Mallory O'Brien of the Milwaukee Homicide Review Commission says repeat abusers with a long history of escalating violence against multiple partners have an increased risk of engaging in lethal (deadly) violence.



"We see multiple partners. We see abuse in those relationships. We see restraining orders that are violated countless times," Homicide Review Commission's, Mallory O'Brien said.

O'Brien is Director of Milwaukee's Homicide Review Commission, which has studied data from domestic violence cases to develop a checklist of factors that increase a victim's risk of being killed.

"If you get a number of checks on that checklist, it's an indication that this person is at high risk of becoming our next homicide victim," O'Brien said.

Last fall, while still on active supervision by the state Department of Corrections, Herro allegedly struck again. And that's why Bridgit decided to come forward.

"She's a typical abused woman. She's in denial," Walters said.

Wife number five called police to say her husband "lost his mind."  Pushed her to the ground, and held a chair over his head, broke it, then whipped a glass candle jar at her head. He was arrested and charged with battery, posted bail and was released.

"Why are you letting him out?" Walters said.

The court ordered Herro to have absolutely no contact with his wife. But days later, she wrote the judge, begging to "bring Tom back home."

"We know that batterers can be very charming,"Pitre said.

"He can suck you back in," Walters said.

The judge denied her request. But FOX6's hidden cameras caught him at home with his wife -- getting on a Harley together and riding away, in apparent violation of the order.

"The only way that anyone's safe is if he's in jail," Weems said.

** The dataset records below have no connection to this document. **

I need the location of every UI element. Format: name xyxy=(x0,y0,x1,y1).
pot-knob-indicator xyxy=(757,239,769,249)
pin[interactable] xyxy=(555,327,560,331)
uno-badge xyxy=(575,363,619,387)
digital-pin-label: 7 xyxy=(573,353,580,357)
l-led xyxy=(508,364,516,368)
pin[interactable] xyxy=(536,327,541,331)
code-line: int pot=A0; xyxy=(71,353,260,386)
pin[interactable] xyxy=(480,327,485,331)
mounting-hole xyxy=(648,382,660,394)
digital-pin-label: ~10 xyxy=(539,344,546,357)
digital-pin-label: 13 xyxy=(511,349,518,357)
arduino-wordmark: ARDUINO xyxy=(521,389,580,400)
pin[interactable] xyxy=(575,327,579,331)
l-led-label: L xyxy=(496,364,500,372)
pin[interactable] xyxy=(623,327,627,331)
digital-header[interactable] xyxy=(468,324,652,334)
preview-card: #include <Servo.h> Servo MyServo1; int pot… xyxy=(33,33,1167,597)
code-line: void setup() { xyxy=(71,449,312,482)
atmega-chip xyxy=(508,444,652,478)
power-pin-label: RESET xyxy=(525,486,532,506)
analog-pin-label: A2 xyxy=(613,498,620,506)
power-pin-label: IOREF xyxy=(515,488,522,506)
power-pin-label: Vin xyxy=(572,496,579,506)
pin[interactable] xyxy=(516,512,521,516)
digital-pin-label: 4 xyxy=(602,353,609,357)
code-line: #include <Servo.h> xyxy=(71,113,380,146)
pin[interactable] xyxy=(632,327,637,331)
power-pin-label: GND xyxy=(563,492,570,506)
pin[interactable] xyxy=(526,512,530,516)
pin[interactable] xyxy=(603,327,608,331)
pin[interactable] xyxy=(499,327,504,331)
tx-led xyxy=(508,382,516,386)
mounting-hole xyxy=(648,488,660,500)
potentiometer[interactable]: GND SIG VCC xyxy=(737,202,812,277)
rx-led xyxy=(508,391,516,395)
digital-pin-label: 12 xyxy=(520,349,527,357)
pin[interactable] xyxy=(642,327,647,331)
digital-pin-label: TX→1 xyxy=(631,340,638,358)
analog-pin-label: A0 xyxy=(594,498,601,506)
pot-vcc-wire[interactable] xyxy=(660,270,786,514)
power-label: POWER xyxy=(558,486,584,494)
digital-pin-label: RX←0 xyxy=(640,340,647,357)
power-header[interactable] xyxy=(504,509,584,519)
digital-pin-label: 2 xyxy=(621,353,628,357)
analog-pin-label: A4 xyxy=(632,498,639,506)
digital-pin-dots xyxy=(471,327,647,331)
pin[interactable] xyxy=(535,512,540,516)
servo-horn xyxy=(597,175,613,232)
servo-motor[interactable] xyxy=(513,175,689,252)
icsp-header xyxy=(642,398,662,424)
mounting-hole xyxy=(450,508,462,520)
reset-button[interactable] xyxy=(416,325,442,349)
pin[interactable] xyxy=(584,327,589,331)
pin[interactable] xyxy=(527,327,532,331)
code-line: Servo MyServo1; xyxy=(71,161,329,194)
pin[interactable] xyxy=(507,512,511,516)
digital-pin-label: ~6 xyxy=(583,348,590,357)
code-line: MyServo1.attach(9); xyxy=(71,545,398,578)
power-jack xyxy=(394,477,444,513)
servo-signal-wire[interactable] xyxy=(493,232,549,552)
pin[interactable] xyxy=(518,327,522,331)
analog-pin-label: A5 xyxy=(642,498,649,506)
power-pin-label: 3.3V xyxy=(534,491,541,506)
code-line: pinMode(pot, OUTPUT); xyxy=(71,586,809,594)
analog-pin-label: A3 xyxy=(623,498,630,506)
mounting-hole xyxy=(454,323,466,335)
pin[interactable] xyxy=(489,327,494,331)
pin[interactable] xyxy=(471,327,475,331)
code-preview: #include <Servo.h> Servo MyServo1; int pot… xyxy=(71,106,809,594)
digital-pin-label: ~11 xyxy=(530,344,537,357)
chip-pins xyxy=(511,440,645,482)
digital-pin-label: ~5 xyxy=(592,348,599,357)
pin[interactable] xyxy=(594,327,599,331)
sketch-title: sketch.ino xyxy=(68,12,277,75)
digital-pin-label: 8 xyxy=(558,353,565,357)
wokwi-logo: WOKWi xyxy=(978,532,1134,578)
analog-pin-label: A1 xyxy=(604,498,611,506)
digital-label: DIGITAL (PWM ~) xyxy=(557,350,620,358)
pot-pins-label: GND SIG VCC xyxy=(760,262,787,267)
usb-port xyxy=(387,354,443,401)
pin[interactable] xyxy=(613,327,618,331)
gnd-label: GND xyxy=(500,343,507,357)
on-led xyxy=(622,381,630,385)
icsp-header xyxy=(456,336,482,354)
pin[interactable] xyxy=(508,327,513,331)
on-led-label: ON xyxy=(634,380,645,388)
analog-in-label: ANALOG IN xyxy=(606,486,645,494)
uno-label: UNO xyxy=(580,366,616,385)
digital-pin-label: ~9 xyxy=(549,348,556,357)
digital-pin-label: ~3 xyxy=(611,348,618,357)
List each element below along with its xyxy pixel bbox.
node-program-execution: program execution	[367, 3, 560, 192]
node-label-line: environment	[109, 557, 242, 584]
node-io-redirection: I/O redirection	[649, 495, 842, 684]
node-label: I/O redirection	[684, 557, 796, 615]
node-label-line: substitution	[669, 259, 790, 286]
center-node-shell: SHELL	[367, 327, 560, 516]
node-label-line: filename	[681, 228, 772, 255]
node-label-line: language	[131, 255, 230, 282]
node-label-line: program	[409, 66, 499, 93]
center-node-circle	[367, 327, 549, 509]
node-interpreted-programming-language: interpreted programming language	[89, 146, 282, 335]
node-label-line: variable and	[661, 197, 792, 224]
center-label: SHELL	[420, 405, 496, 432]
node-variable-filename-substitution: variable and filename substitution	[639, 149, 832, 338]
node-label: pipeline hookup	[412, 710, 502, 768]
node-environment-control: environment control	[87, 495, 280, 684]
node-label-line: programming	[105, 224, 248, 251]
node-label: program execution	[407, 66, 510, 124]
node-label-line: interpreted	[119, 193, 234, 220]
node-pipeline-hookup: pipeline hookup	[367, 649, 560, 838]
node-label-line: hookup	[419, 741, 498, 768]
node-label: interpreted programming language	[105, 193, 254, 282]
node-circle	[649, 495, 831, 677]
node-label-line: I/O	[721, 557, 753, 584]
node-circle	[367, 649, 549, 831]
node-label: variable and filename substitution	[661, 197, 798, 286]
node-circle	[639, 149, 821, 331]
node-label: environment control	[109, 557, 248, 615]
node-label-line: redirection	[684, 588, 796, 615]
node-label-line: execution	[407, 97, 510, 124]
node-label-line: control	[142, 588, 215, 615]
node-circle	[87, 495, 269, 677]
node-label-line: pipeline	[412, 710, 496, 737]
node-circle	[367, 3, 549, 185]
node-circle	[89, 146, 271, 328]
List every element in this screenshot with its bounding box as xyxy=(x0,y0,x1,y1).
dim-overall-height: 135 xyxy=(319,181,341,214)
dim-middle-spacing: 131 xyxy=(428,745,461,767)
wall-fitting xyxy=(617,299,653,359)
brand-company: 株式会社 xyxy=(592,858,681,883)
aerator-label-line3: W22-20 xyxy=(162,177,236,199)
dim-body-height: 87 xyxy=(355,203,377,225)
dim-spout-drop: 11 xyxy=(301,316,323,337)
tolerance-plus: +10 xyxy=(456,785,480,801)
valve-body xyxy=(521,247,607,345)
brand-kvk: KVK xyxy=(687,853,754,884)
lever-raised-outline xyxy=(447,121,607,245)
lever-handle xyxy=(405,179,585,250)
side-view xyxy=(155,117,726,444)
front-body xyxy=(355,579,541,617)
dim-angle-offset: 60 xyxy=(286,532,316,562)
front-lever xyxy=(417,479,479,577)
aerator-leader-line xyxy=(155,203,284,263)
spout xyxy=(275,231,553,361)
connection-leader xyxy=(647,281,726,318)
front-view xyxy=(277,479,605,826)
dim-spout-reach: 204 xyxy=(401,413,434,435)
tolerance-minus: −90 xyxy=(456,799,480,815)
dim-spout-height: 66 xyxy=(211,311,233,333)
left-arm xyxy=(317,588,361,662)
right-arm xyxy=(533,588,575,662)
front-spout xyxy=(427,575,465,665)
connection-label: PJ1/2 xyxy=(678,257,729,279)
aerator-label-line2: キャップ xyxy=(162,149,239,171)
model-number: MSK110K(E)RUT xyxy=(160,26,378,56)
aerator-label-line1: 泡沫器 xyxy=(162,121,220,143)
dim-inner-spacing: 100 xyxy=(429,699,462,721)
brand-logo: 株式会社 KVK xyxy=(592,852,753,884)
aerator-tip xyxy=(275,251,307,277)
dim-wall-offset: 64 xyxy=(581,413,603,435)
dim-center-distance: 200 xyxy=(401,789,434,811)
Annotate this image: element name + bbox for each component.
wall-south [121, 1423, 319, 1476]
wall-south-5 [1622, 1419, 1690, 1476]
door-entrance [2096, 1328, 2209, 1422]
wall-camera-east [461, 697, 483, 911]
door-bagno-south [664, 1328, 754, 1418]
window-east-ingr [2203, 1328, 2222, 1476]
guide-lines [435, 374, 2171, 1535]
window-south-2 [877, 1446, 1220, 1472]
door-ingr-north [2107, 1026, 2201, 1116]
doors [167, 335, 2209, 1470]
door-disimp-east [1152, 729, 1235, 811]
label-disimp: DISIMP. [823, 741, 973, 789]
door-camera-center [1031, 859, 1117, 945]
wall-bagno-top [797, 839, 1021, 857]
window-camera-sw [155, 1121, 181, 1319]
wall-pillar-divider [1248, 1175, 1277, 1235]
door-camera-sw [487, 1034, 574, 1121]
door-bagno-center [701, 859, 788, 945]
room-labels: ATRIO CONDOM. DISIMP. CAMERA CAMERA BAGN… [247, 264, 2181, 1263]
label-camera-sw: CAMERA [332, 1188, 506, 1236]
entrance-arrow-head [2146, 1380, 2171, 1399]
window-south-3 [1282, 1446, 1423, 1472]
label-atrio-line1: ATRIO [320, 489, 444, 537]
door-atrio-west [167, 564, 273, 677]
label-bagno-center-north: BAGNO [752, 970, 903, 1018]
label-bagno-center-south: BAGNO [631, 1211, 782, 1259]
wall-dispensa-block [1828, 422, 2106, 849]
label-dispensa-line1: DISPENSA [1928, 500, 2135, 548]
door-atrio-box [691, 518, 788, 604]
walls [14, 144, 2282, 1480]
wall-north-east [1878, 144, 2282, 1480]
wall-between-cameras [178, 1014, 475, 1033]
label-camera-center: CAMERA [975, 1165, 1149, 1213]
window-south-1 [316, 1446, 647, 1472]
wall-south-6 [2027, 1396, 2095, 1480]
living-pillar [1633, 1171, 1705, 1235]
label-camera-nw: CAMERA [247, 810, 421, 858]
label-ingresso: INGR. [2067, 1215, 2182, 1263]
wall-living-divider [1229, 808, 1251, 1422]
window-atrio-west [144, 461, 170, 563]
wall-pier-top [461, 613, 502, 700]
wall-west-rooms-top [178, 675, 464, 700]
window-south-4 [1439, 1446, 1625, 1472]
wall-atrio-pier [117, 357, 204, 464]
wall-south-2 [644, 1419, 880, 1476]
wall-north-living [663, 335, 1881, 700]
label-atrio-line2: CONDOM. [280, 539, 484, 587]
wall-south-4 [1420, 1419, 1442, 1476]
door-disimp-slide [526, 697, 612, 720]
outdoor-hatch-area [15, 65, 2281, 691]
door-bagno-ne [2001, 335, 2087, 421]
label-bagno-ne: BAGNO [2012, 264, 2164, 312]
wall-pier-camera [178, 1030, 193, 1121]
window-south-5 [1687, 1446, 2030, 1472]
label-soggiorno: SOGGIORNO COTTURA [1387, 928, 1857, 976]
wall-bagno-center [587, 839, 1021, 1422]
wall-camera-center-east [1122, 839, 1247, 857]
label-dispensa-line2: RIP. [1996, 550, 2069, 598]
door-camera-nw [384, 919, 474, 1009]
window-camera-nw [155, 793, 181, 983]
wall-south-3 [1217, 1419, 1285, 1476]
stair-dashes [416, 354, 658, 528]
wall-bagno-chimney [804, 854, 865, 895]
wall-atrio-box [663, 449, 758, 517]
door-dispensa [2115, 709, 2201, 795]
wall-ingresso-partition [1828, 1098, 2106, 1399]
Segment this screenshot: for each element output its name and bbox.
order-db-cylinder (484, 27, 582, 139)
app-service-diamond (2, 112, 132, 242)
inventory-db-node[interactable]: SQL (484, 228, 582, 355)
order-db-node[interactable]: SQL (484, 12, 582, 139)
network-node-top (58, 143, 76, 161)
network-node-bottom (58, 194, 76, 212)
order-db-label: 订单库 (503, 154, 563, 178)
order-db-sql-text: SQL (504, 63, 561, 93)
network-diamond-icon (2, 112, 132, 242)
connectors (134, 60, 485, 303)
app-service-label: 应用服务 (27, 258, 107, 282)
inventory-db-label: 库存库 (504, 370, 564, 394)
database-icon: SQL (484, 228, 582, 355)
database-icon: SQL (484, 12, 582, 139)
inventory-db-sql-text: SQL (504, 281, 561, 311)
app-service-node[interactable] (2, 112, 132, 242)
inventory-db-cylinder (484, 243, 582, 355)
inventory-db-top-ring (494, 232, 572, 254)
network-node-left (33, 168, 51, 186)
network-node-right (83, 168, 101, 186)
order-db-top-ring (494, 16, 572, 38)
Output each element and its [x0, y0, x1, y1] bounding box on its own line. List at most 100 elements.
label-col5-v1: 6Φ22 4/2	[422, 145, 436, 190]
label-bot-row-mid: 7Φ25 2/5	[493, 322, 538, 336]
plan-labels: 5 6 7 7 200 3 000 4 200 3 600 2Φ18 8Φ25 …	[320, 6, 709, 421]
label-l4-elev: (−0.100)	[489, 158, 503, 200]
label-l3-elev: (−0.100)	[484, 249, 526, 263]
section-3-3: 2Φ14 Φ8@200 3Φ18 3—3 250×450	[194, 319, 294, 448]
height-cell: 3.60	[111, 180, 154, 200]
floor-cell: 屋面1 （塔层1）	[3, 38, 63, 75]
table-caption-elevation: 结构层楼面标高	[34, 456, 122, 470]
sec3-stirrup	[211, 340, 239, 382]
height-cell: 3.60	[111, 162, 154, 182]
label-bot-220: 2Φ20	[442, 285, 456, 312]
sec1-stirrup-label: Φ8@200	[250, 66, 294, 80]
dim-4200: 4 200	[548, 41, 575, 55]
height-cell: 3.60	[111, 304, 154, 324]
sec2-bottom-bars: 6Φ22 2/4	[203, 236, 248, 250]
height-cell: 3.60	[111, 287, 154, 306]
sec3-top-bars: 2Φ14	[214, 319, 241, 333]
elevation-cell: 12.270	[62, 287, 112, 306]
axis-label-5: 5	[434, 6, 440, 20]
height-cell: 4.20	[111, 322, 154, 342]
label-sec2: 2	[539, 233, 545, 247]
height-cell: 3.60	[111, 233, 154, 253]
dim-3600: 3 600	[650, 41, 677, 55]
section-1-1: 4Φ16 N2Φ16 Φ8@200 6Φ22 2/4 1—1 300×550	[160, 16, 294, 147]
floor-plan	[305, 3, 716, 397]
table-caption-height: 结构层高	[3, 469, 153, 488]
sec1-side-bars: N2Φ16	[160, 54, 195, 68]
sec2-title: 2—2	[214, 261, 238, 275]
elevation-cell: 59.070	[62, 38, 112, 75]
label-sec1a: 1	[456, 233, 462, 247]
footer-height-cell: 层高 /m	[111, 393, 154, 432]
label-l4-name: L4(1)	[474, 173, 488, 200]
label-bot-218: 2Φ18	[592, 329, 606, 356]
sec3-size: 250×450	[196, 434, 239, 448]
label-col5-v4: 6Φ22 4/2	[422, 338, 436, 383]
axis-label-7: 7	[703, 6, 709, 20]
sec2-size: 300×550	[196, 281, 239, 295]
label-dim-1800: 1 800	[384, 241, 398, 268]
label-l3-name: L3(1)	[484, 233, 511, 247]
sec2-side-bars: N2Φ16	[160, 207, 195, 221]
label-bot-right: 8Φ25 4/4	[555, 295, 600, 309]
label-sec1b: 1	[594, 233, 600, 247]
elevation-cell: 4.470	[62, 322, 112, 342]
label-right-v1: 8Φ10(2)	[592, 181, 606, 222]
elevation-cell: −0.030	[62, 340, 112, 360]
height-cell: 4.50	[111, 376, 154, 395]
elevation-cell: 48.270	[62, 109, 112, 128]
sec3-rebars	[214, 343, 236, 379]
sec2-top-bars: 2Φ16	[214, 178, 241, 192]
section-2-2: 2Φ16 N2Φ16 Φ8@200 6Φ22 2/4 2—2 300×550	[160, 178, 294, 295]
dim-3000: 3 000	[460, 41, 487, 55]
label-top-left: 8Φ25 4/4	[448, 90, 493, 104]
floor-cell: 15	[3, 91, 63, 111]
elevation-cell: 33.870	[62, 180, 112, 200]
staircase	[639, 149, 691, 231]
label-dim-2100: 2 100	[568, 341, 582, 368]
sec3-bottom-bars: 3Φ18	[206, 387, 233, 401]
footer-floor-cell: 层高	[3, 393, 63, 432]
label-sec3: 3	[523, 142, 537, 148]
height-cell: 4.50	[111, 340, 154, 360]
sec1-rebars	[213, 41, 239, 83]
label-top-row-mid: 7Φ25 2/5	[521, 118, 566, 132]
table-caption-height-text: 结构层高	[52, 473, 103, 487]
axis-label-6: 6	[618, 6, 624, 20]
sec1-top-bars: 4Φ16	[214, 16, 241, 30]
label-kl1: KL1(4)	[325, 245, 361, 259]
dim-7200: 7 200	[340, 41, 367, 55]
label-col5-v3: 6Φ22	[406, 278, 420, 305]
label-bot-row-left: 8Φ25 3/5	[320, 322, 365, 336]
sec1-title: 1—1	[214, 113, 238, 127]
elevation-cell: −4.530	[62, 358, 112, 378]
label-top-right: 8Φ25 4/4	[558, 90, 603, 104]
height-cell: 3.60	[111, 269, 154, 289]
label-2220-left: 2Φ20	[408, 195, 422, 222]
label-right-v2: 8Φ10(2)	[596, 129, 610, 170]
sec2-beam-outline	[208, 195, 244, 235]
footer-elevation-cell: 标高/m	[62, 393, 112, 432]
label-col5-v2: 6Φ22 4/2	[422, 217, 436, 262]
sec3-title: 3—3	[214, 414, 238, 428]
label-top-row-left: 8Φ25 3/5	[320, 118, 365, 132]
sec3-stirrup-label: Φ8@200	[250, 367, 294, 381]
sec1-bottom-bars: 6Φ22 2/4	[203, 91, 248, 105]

The women who know him best say he'll never change.

"I think you need to lock him up and make him sit for a very long time," Walters said.

Afterall, they know him like the back of his hand.

Last August, when Tom Herro pushed his current wife to the ground, smashed a chair on the floor, and whipped a glass jar at her head, he was still on parole for strangling his son.

His probation agent could have sent him back to prison for three more years.

But instead, ordered him to take a 90-day course on domestic violence.

He was then released on $1,350 cash bail.

He's due to be sentenced for disorderly conduct on May 23rd.

But's it's a misdemeanor, meaning he doesn't face much, if any, additional time behind bars.